Unser PC Shop vor Ort nimmt immer Alkoholfreien Glasreiniger...bislang habe ich damit keine schlechten Erfahrungen gemacht.
Für Staub nehme ich Mikrofaser Tücher, die oftmals bei Aldi im Angebot.


----------



## Hard2Met (24. November 2012)

Und was sagt ihr zu dem das wenn man zuviel Schaum erwischt und der Fernseher aufeinmal feucht ist. Also mitn Schaum bin ich nicht so zufrieden. Wär ein Gel empfehlenswerter?


----------



## robbe (25. November 2012)

Ich nehme sowohl für Bildschirme als auch den Fernseher nur reines Wasser. Wieso sollte man da irgendeine Art von Reinigungsmittel verwenden, da sind ja eigentlich eigentlich nur Fingerabdrücke, Staub und ein paar Spritzer(vom Essen natürlich) drauf. Nehm immer nen feuchtes Haushaltstuch, wische das Panel (wenn nötig auch mit ganz leichtem Druck) damit ab und Poliere es danach solange, bis es trocken ist.

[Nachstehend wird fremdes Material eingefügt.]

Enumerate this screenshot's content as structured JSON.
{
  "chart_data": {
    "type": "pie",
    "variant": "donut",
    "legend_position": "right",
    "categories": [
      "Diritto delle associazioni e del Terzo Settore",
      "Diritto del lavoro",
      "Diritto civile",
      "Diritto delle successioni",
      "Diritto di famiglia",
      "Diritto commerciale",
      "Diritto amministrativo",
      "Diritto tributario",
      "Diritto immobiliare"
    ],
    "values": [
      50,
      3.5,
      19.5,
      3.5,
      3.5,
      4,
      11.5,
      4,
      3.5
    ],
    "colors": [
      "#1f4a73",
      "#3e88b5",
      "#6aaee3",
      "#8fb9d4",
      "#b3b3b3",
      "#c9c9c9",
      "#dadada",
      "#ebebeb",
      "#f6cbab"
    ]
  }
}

Habt ihr eigentlich schon mal mit ner hellen Taschenlampe aufs Panel geleuchtet und es dann von Unterschiedlichen Blickwingeln betrachtet? Erst dann sieht obs wirklich Streifenfrei geworden ist, ich bekomms jedenfalls nicht hin, da kann ich polieren wie ich will.


----------



## Metalic (25. November 2012)

Daher nehme ich ja auch Glasreiniger und wische mit Haushaltstüchern nach. Das trocknet streifenfrei :p


----------



## N8Mensch2 (25. November 2012)

LED bezeichnet lediglich die Hinterbeleuchtung und der TV sebst ist ein LCD.

Sehr gut und günstig finde ich das Beco Reinigungsset: 
Beco TFT LCD Reinigungsset: Amazon.de: Computer & Zubehör = ~7 €

Pinsel um vorweg den Staub zu entfernen und Reinigungsmittel + Tuch für die hartnäckigen Verschmutzungen. Etwas Spray drauf, sanft drüber reiben und fertig.

Edit: Beim Rahmen ist evtl. mehr Vorsicht geboten. Egal was ich verwende, der Rahmen wird bei mir gnadenlos verkratzt. Ist so ein komisches hochempfindliches Acryl, die LCD Bildschirm dagegen ist nicht so empfindlich.


----------



## Hard2Met (26. November 2012)

*@robbe: *Ja das mit der Taschenlampe mache ich auch immer *g*. Dann wird 100 mal nachpoliert bis es passt *g*. Jaja man kanns auch übertreiben .


----------